PUBLIC SAFETY FACILITY — Next time you’re about to sneak a snack while riding on a Big Blue Bus, you may want to think twice.
Eating on the bus system isn’t just bad manners, it’s also against state law, as one 14-year-old boy found out first hand this month when two undercover officers escorted him off a No. 4 bus and wrote him a citation for unlawfully eating Cheetos.
Kaivon Simab, a student at Paul Revere Junior High School in Brentwood, was heading to his home in Westwood when he and another minor were cited by Santa Monica Police Department officers for the offense. Since the Feb. 1 incident, Simab’s mother has filed a complaint with the SMPD, arguing her son’s treatment was out of line with his offense.
She admits he broke the law, but says officers shouldn’t single out youngsters when eating on the bus is a fairly common transgression that usually goes unpunished.
“We as parents do not feel comfortable with undercover officers escorting kids off the bus … . This was handled as if he was being arrested for a much more sinister act,” Patty Simab wrote in a letter she sent to city officials.
While citations for eating on the Big Blue Bus are rare — just four of them have been issued in the past 12 months — they’re a legitimate way to enforce the law, said Sgt.

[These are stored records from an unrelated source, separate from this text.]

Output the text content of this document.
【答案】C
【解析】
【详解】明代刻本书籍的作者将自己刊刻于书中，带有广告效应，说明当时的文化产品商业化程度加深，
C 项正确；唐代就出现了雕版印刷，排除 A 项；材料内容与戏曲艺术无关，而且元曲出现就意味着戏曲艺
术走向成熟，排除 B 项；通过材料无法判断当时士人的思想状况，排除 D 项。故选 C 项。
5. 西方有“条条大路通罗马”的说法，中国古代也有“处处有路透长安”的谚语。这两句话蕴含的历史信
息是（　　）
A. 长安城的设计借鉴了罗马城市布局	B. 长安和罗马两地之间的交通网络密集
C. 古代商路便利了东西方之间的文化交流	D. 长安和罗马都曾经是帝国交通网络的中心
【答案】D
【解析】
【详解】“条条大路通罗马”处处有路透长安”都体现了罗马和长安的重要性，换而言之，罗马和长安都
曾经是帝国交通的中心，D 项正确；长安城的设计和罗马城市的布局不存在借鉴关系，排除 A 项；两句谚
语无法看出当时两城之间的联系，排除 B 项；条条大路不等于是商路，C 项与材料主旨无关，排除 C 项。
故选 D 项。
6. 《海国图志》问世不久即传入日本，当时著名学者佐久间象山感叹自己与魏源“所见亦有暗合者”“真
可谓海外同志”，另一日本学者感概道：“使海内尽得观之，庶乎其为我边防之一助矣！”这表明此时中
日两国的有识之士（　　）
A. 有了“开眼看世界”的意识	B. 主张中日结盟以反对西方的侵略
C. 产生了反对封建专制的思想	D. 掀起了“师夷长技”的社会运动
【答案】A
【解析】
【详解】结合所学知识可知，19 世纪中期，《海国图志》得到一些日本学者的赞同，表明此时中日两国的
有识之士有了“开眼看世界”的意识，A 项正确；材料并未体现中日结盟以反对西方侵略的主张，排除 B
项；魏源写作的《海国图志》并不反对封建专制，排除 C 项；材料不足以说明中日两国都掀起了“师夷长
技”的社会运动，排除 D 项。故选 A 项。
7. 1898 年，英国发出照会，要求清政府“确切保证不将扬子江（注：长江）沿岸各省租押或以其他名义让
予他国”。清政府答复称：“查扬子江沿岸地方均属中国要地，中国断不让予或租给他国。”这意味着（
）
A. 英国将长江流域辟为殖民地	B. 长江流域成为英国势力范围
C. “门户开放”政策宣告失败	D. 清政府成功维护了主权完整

Jay Trisler, a spokesman for the SMPD.
Trisler said Kaivon and another student were cited after a bus operator had reported regular problems with students from Paul Revere who were disturbing other riders, eating and taunting the driver. The undercover operation was scheduled after the driver notified a supervisor about the problem.
Trisler said enforcing the no-eating-on-the-bus rule is “not something that we proactively pursue” but is nevertheless a citeable offense, especially when it’s done to address a recurring problem.
Simab, for her part, said her son rarely takes the bus home from school and isn’t guilty of anything but eating an unhealthy snack.
Two SMPD officers are assigned to the Big Blue Bus and regularly patrol the system for violations that include fare evasions, public intoxication, noise disturbances, unruly behavior and other offenses. Going undercover, Trisler said, is a routine part of the job.
“Our officers go undercover for many things that people might think of as minimal,” he said.
In her letter, Simab said “using two officers for approximately one hour to cite a 14 year old [for] eating cheetos is a totally inappropriate allocation of resources” and demanded “a formal apology letter from the officers and the department.”
It appears unlikely Simab will get what she’s looking for.
“We have the jurisdiction to do it, we have the ability to cite. It’s an appropriate use of our resources because the Big Blue Bus contracts for our employees,” Trisler said.